To reduce the hemagglutination of CD47-targeting mAb, we constructed a bispecific antibody (BsAb) in a dual-variable-domain immunoglobulin (DVD-Ig) format, and this antibody was expected to reduce the binding affinity to CD47. We introduced the variable domains from a validated PD-L1-targeting mAb #18 (CN Patent: 201810952740.3) onto h4C1 to enhance both innate and adaptive antitumor immune responses (Fig. 1f). A cell-based blocking assay showed that the BsAb maintained the blocking efficacy for both the CD47/SIRPα and PD-1/PD-L1 interactions (Fig. 1g). SPR was used to characterize the binding of the BsAb to PD-L1 or CD47, and a substantially reduced binding affinity was observed between BsAb and CD47; however, the binding affinity remained comparable to the binding of PD-L1 (Fig. 1h). Furthermore, a hemagglutination assay revealed that compared to h4C1 mAb, the CD47/PD-L1 BsAb exhibited substantially reduced hemagglutination in a wide range of concentrations in vitro (Fig. 1i). Therefore, the DVD-Ig CD47/PD-L1 BsAb design was able to maintain the blocking efficacy and reduce hemagglutination. Future investigations into the antitumor efficacy and hemagglutination should be conducted in a PD-L1-positive and CD47-positive mouse model.

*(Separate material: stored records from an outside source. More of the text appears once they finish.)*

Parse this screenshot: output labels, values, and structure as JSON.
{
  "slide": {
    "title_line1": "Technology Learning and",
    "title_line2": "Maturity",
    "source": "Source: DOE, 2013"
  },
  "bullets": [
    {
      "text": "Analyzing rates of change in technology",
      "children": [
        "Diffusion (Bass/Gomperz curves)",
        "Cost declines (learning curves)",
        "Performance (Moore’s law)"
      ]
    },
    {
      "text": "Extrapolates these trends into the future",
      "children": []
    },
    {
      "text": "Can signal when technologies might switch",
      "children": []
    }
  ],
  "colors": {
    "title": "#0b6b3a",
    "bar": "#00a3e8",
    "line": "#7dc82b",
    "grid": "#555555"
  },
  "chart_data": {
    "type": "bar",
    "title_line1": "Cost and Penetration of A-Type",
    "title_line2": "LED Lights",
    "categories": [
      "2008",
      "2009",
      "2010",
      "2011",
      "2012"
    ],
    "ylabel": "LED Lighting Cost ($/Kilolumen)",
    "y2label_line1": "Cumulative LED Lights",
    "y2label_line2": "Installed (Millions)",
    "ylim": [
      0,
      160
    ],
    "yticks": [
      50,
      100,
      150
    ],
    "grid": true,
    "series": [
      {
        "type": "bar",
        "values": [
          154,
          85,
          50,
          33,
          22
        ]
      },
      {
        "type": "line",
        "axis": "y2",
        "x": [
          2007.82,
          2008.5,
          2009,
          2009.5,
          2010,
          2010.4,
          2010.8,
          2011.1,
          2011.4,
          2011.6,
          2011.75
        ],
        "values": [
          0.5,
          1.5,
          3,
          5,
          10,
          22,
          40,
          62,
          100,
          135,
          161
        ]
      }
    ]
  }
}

In summary, the CD47-specific h4C1 mAb, which displayed substantial tumor suppression efficacy, could serve as a promising agent for future clinical investigations. Complex structure comparative analysis indicates that the FG loop of CD47 may serve as a blocking hotspot for the innate immune checkpoint. Notably, compared with a single anti-CD47 molecule, DVD-Ig that targets CD20 and CD47 with a reduced affinity receives the equivalent benefits of tumor treatment in vivo.9 The design of a CD47/PD-L1 dual-targeting BsAb with limited hemagglutination provides insight into next-generation anti-CD47 drugs to improve tumor ICT.